ARM Cost model: Use the size of vector registers and widest vectorizable instruction to determine the max vectorization factor.

git-svn-id: https://llvm.org/svn/llvm-project/llvm/trunk@172010 91177308-0d34-0410-b5e6-96231b3b80d8

lib/Transforms/Vectorize/LoopVectorize.cpp

@@ -113,9 +113,6 @@ static const unsigned MaxLoopSizeThreshold = 32;
 /// number of pointers. Notice that the check is quadratic!
 static const unsigned RuntimeMemoryCheckThreshold = 4;
 
-/// This is the highest vector width that we try to generate.
-static const unsigned MaxVectorSize = 8;
-
 namespace {
 
 // Forward declarations.
@@ -523,6 +520,10 @@ public:
   /// possible.
   unsigned selectVectorizationFactor(bool OptForSize, unsigned UserVF);
 
+  /// \returns The size (in bits) of the widest type in the code that
+  /// needs to be vectorized.
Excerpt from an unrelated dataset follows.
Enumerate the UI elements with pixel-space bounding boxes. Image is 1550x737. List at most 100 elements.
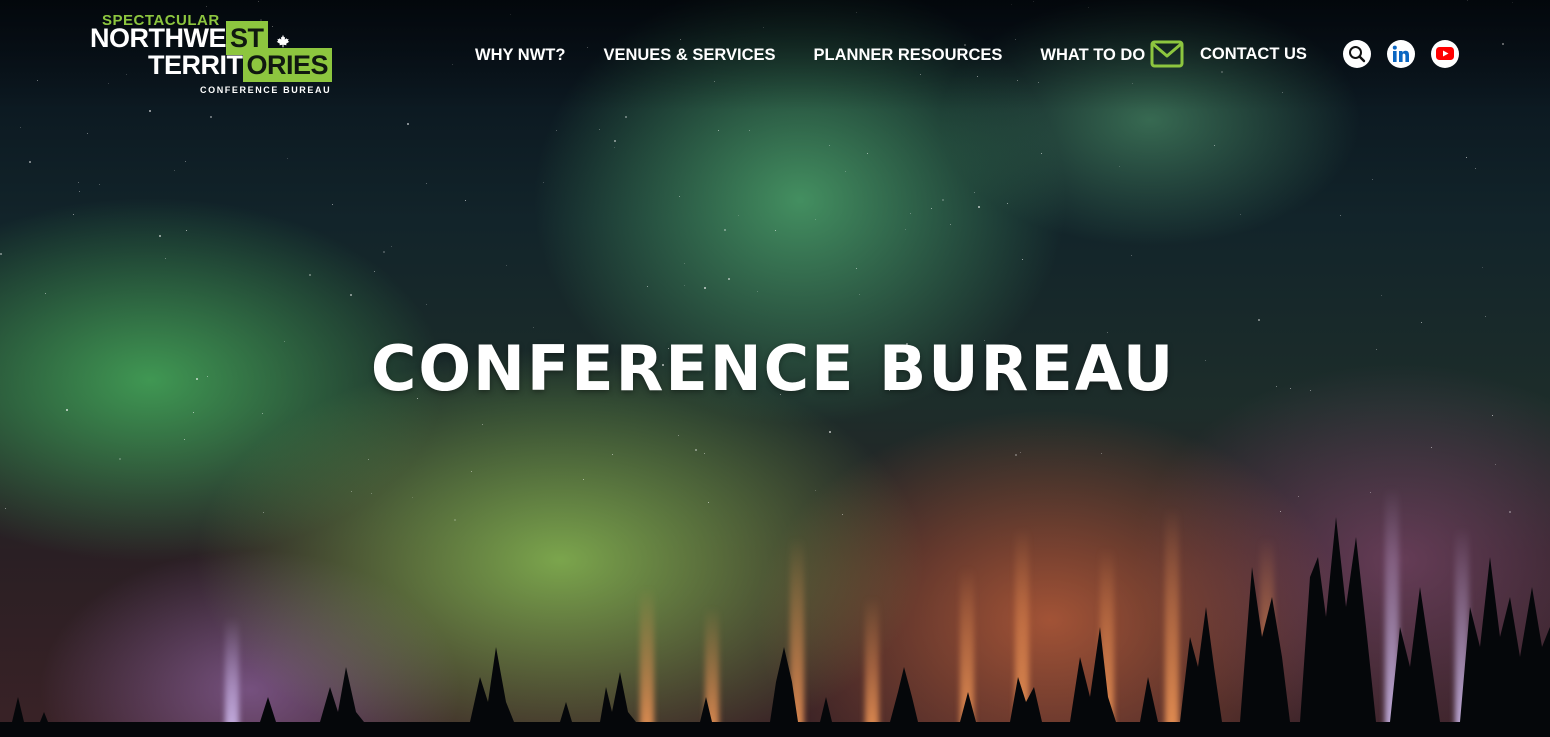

We ignore values that remain scalar such as
+  /// 64 bit loop indices.
+  unsigned getWidestType();
 
   /// \return The most profitable unroll factor.
   /// If UserUF is non-zero then this method finds the best unroll-factor
@@ -2621,6 +2622,20 @@ LoopVectorizationCostModel::selectVectorizationFactor(bool OptForSize,
   unsigned TC = SE->getSmallConstantTripCount(TheLoop, TheLoop->getLoopLatch());
   DEBUG(dbgs() << "LV: Found trip count:"<<TC<<"\n");
 
+  unsigned WidestType = getWidestType();
+  unsigned WidestRegister = TTI.getRegisterBitWidth(true);
+  unsigned MaxVectorSize = WidestRegister / WidestType;
+  DEBUG(dbgs() << "LV: The Widest type: " << WidestType << " bits.\n");
+  DEBUG(dbgs() << "LV: The Widest register is:" << WidestRegister << "bits.\n");
+
+  if (MaxVectorSize == 0) {
+    DEBUG(dbgs() << "LV: The target has no vector registers.\n");
+    return 1;
+  }
+
+  assert(MaxVectorSize <= 32 && "Did not expect to pack so many elements"
+         " into one vector.");
+  
   unsigned VF = MaxVectorSize;
 
   // If we optimize the program for size, avoid creating the tail loop.
@@ -2672,6 +2687,36 @@ LoopVectorizationCostModel::selectVectorizationFactor(bool OptForSize,
   return Width;
 }
 
+unsigned LoopVectorizationCostModel::getWidestType() {
+  unsigned MaxWidth = 8;
+
+  // For each block.
+  for (Loop::block_iterator bb = TheLoop->block_begin(),
+       be = TheLoop->block_end(); bb != be; ++bb) {
+    BasicBlock *BB = *bb;
+
+    // For each instruction in the loop.
+    for (BasicBlock::iterator it = BB->begin(), e = BB->end(); it != e; ++it) {
+      if (Legal->isUniformAfterVectorization(it))
+        continue;
+
+      Type *T = it->getType();
+
+      if (StoreInst *ST = dyn_cast<StoreInst>(it))
+        T = ST->getValueOperand()->getType();
+
+      // PHINodes and pointers are difficult to analyze, but we catch all other
+      // uses of the types in other instructions.
+      if (isa<PHINode>(it) || T->isPointerTy() || T->isVoidTy())
+        continue;
+
+      MaxWidth = std::max(MaxWidth, T->getScalarSizeInBits());
+    }
+  }
+
+  return MaxWidth;
+}
+
 unsigned
 LoopVectorizationCostModel::selectUnrollFactor(bool OptForSize,
                                                unsigned UserUF) {